At last, we’ve had some movement on Capitol Hill toward enactment of a new federal transportation funding act.

The previous national spending measure for highways and related facilities expired in 2009, and Congress has extended that bill eight times; the current extension is due to expire on March 31.

As detailed elsewhere in this issue, two Democrats and two Republicans on the Senate Environment and Public Works Committee have agreed on a $109 billion transportation spending bill, ushered it through the committee and sent it to the full Senate for consideration.

While far from the full six-year bill that we’d like to see, it is a positive sign to see this committee make concrete progress toward addressing the critical needs of infrastructure repair and expansion.

Not only does this two-year plan maintain spending near the current level of $50 billion a year, it includes a plan to create a national freight transportation system that could help speed the repair of freight-related routes around the country.

It’s a relief to see some progress, considering the logjam that has dominated relations in Congress for months.
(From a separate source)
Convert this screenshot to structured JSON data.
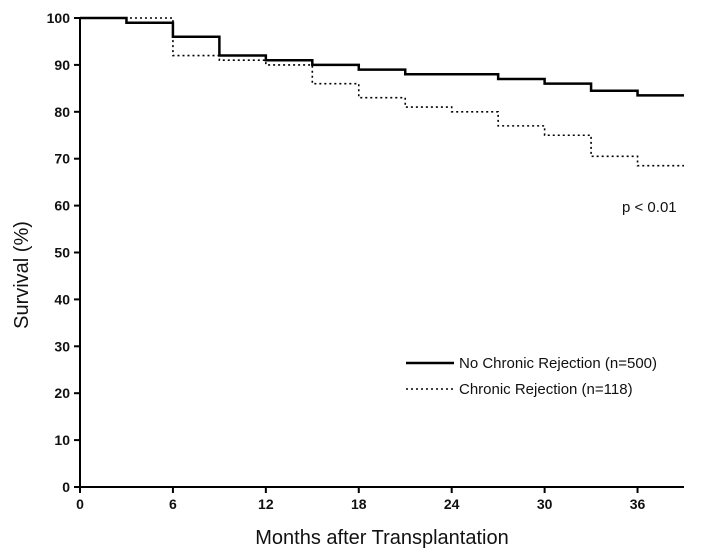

To see four senators of both parties agree on a plan gives us some hope for the future.

The chairwoman of the Senate panel, Barbara Boxer (D-Calif.), said the legislation “is completely bipartisan and, therefore, no one is going to think it is perfect.”

The ranking Republican on the committee, James Inhofe of Oklahoma, agreed, saying that each of the senators “has given” on major points.

The other sponsors of the measure are David Vitter (R-La.) and Max Baucus (D-Mont.).

The next step for the panel is to find another $12 billion in order to fully fund the legislation; as of now, they can account only for about $97 billion.

Baucus, who also is chairman of the Senate Finance Committee, assured his colleagues that the sponsors would find the additional money before asking the full Senate to endorse the plan.

We hope the leadership in House will take the Senate panel’s move as a call to action.

While Rep. John Mica, the Republican chairman of the House Transportation and Infrastructure Committee, has made it clear that he favors a six-year funding bill, as is usual, we urge him to work with the Senate to find a way to fund the nation’s transportation infrastructure system.